Há rumores sobre as tentativas da República Islâmica do Irã em tentar obter planos para um submarino movido a energia nuclear, enquanto a República Popular Democrática da Coreia alegadamente expressou um interesse particular na obtenção de submarinos nucleares da era soviética na Federação Russa. Isso não quer dizer que as autoridades brasileiras iriam considerar a exportação desses navios para o Irã, Coréia do Norte ou outros regimes similares, mas há certamente um mercado para futuros submarinos baseados no SN-BR Álvaro Alberto. Será necessário manter um olho muito próximo na construção naval e nas indústrias nucleares brasileiras na década de 2030, especialmente porque a demanda doméstica por esta classe de navio estará satisfeita (NE:4).

Ilustração da futura Corveta Tamandaré

Para obter uma compreensão mais profunda dos objetivos estratégicos do Brasil a longo prazo e talvez exercer algum grau de influência sobre as exportações de armas brasileiras, seria aconselhável para a OTAN buscar uma parceria com o país.

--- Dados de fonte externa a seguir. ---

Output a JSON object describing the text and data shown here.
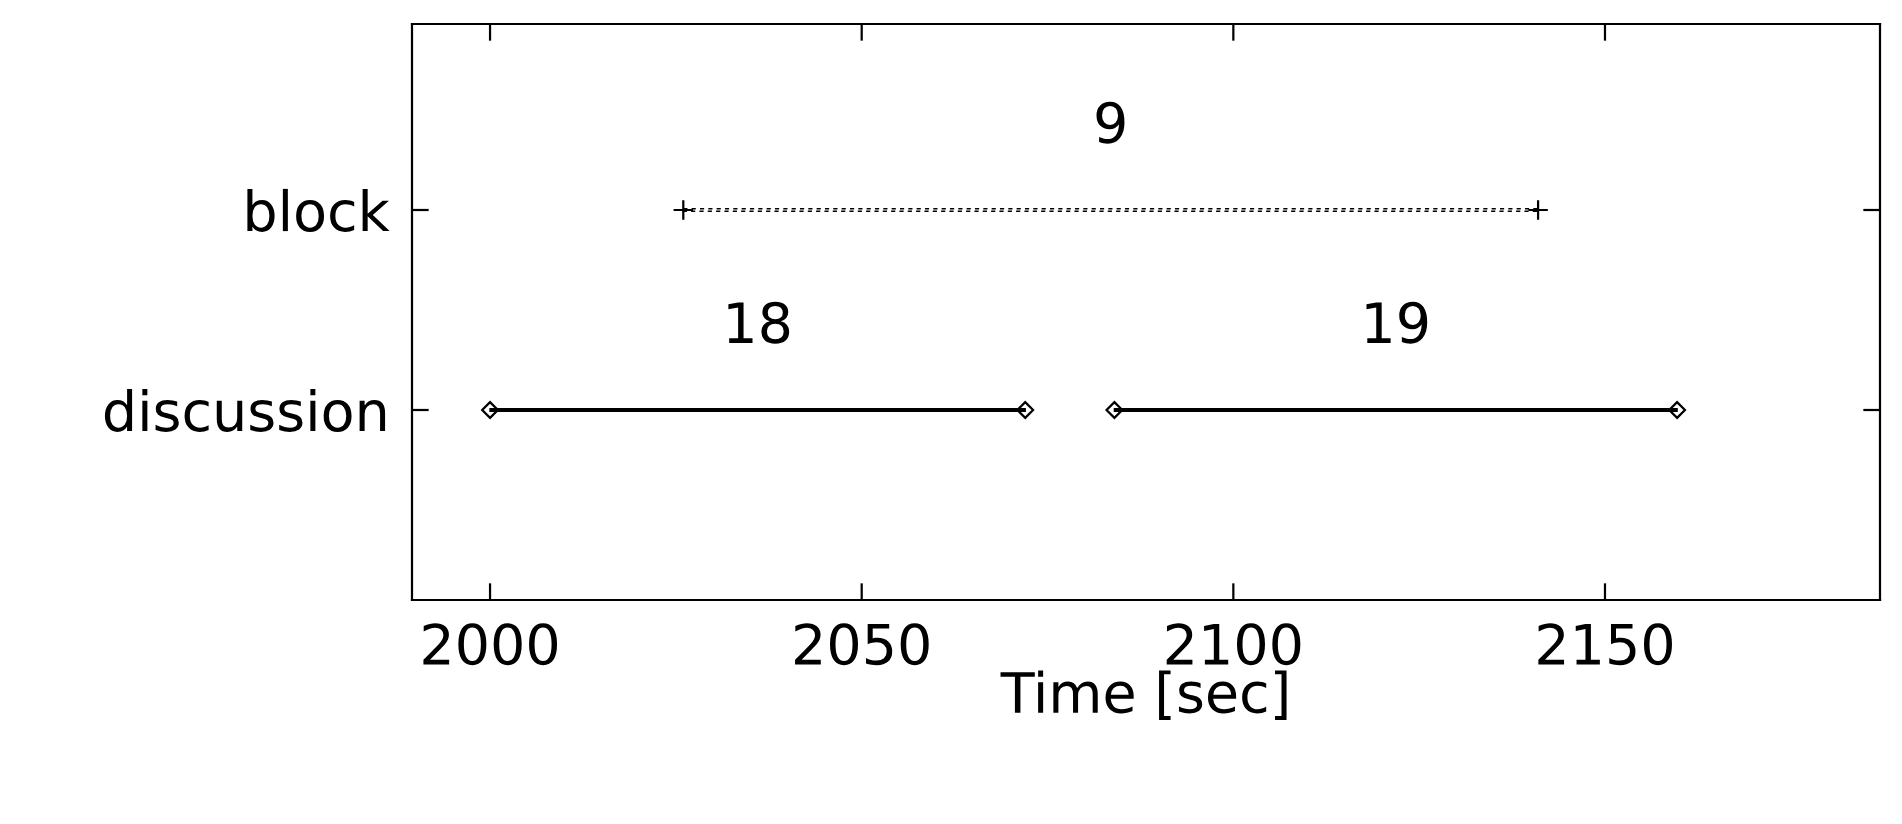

Em agosto de 2013, foi estabelecida uma parceria entre a OTAN e Colômbia, o que demonstra que a Aliança certamente está interessada em assuntos de segurança no Atlântico Sul. O Brasil também poderia contribuir enormemente com know-how para os membros da OTAN, especialmente porque a Aliança tenta encontrar seu lugar no pós-Afeganistão. Claramente, há muito trabalho a ser feito na área de construção de confiança, se tal parceria for estabelecida antes da conclusão esperada do SN-BR Álvaro Alberto: como as autoridades colombianas visitaram seus homólogos da OTAN para discutir a parceria, os políticos brasileiros estavam entre aquelas figuras latino-americanas que condenaram a Colômbia pela iniciativa (NE:5).

A parceria com o Brasil será muito desafiadora diplomaticamente, mas é um esforço que deve ser feito. Esta potência em ascensão em breve contará com uma marinha de águas azuis e, em decorrência, navios militares ostentando a bandeira brasileira se tornarão uma visão cada vez mais frequentes no Atlântico Sul.

NE1: As novas corvetas da Classe Tamandaré não serão construídas no AMRJ, mas sim em estaleiro privado a ser definido.

NE2: O autor parece ignorar a imensa responsabilidade da Marinha do Brasil com a proteção das Linhas de Comunicação Marítimas nacionais, com a garantia da exploração e explotação de petróleo na Zona Econômica Exclusiva pertencente ao Brasil, com a Zona de Responsabilidade SAR brasileira, com a questão da pirataria no Golfo da Guiné, etc. Justificar a necessidade de incremento da capacidade operacional da Marinha pela situação de instabilidade institucional na Guiné-Bissau é falta de bom senso.

NE3: Mais uma vez o autor apresenta uma visão limitadíssima sobre as necessidades de defesa brasileiras. Sugerimos ao leitor interessado a leitura da Política Nacional de Defesa, da Estratégia Nacional de Defesa e do Livro Branco da Defesa Nacional.

NE4: Aqui o autor repete a argumentação falaciosa utilizada por nações que não gostariam de ver a bom termo o desenvolvimento do Programa Nuclear da MB e a construção dos submarinos de propulsão nuclear pelo Brasil. Nosso país é signatário de vários tratados e acordos internacionais, como o TNP, o Tratado de Tlatelolco, a ZPCAS, entre outros, não tendo em sua história registro de proliferação ou violação de qualquer tratado/acordo. O autor não cita o arrendamento pela Índia de um SSN na Rússia, a cessão de mísseis Trident e de mísseis de cruzeiro Tomahawk capazes de portarem armas nucleares para a marinha do Reino Unido, entre outros exemplos que poderiam ser citados de proliferação. Citar Irã e Coreia do Norte como interessados em nosso SN-BR é sair da realidade e passar para a ficção.

NE5: Para saber mais sobre as intenções da OTAN em expandir sua área de atuação, notadamente para o Atlântico Sul, sugerimos a leitura aqui no DAN do artigo “Ameaças ao Brasil: Elas Existem (?)(!) – O Cenário Marítimo”, disponível na Coluna Mar & Guerra ou em https://www.defesaaereanaval.com.br/ameacas-ao-brasil-elas-existem-o-cenario-maritimo/

FONTE: Este artigo foi originalmente publicado por Offiziere.ch em 09 de janeiro de 2015.